1) Metabolic cost of compartmentalization (N. Klitgord, D. Segrè)
In this part of the project, we are exploring the role of metabolic compartmentalization in the emergence of complex metabolism. Specifically, by performing in-silico experiments with a genome-scale model of S. cerevisiae, we are asking how the presence of compartments affects metabolic fluxes. Preliminary results indicate the presence of a major energetic cost associated with the presence of compartmentalization. Substantial benefits must therefore balance this cost to justify maintenance of complex internal organism structure.

2) Evolution of metabolic efficiency and the topology of biochemical networks (W. Riehl, D. Segrè)
Metabolic networks perform fundamental functions in living cells, including energy transduction and building block biosynthesis. The topology of several pathways in these networks is highly conserved, though the same reactions may be used for different goals in different conditions and organisms. Towards predicting expected topological features of an optimally evolved metabolic system we build an artificial chemistry that represents a toy biosphere-level metabolic network. By comparing the toy model with real metabolic networks, we obtain intriguing insight on the laws and accidents involved in long-term biochemical adaptation.

3) Expansion of the metabolic and enzyme universe (A. Jayaraman, D. Segrè)
Previous work by Raymond and Segrè (Science, 2006) showed the effect of oxygen on the complexity of metabolic networks using a heuristic referred to as metabolic network expansion. In order to simulate a possible timeline of the metabolic changes associated with the appearance of oxygen in the atmosphere, we are now introducing information about enzyme function. This allows us to simulate more realistic evolutionary processes that can generate predictions on the historical order of appearance of different metabolites and enzymes.

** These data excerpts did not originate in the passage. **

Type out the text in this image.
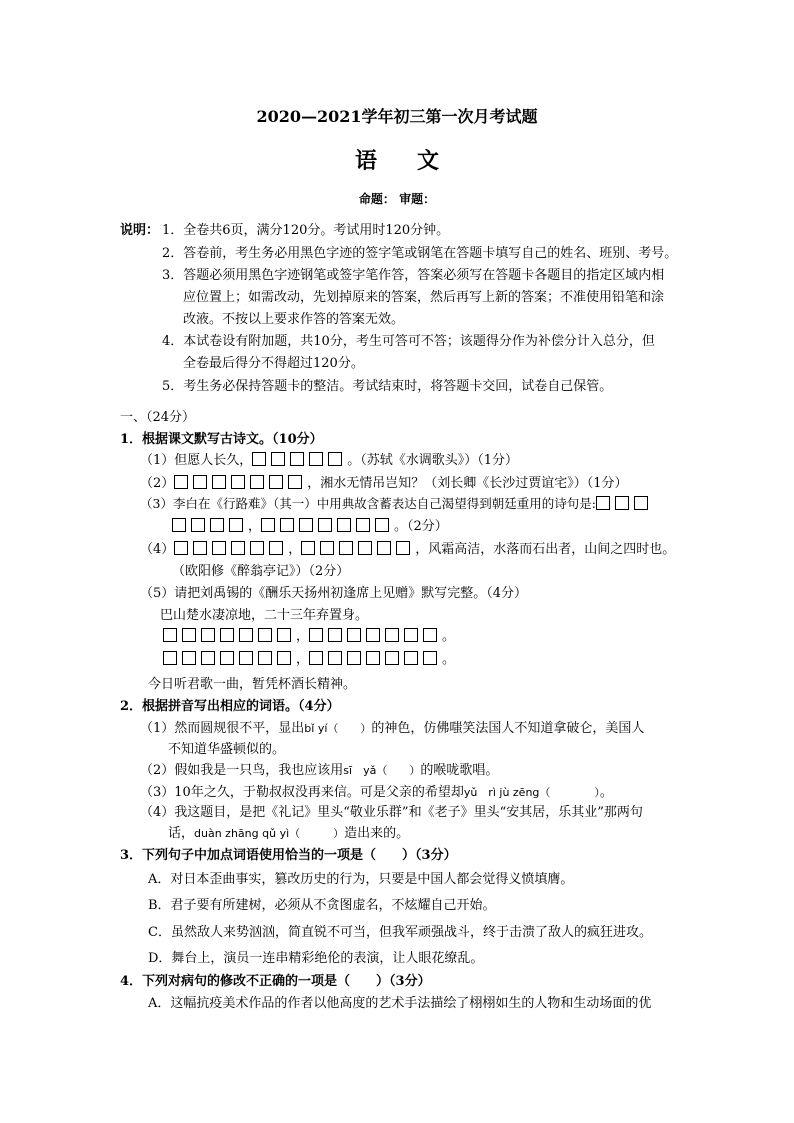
2020—2021学年初三第一次月考试题
语文
命题： 审题：
说明： 1．全卷共6页，满分120分。考试用时120分钟。
2．答卷前，考生务必用黑色字迹的签字笔或钢笔在答题卡填写自己的姓名、班别、考号。
3．答题必须用黑色字迹钢笔或签字笔作答，答案必须写在答题卡各题目的指定区域内相
应位置上；如需改动，先划掉原来的答案，然后再写上新的答案；不准使用铅笔和涂
改液。不按以上要求作答的答案无效。
4．本试卷设有附加题，共10分，考生可答可不答；该题得分作为补偿分计入总分，但
全卷最后得分不得超过120分。
5．考生务必保持答题卡的整洁。考试结束时，将答题卡交回，试卷自己保管。
一、（24分）
1．根据课文默写古诗文。（10分）
（1）但愿人长久，	。（苏轼《水调歌头》）（1分）
（2）	，湘水无情吊岂知？（刘长卿《长沙过贾谊宅》）（1分）
（3）李白在《行路难》（其一）中用典故含蓄表达自己渴望得到朝廷重用的诗句是:
，	。（2分）
（4）	，	，风霜高洁，水落而石出者，山间之四时也。
（欧阳修《醉翁亭记》）（2分）
（5）请把刘禹锡的《酬乐天扬州初逢席上见赠》默写完整。（4分）
巴山楚水凄凉地，二十三年弃置身。
，	。
，	。
今日听君歌一曲，暂凭杯酒长精神。
2．根据拼音写出相应的词语。（4分）
（1）然而圆规很不平，显出bǐ yí（　　）的神色，仿佛嗤笑法国人不知道拿破仑，美国人
不知道华盛顿似的。
（2）假如我是一只鸟，我也应该用sī　yǎ（　　）的喉咙歌唱。
（3）10年之久，于勒叔叔没再来信。可是父亲的希望却yǔ　rì jù zēng（　　　　）。
（4）我这题目，是把《礼记》里头“敬业乐群”和《老子》里头“安其居，乐其业”那两句
话，duàn zhāng qǔ yì（　　　）造出来的。
3．下列句子中加点词语使用恰当的一项是（　　）（3分）
A．对日本歪曲事实，篡改历史的行为，只要是中国人都会觉得义愤填膺。
B．君子要有所建树，必须从不贪图虚名，不炫耀自己开始。
C．虽然敌人来势汹汹，简直锐不可当，但我军顽强战斗，终于击溃了敌人的疯狂进攻。
D．舞台上，演员一连串精彩绝伦的表演，让人眼花缭乱。
4．下列对病句的修改不正确的一项是（　　）（3分）
A．这幅抗疫美术作品的作者以他高度的艺术手法描绘了栩栩如生的人物和生动场面的优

4) Integration of experimental and computational data for improved understanding of yeast metabolism (E. Snitkin and D. Segrè)
Understanding the response of complex biochemical networks to genetic perturbations and environmental variability is a fundamental challenge in the study of metabolic adaptation. We have performed integrated analyses of high-throughput experimental data and genome-scale computational predictions of metabolic phenotypes in yeast mutants (465 deletion mutants under 16 different conditions). In addition to identifying strengths and weaknesses of genome scale models, we could formulate testable hypotheses on specific pathways, such as raffinose and glycerol utilization.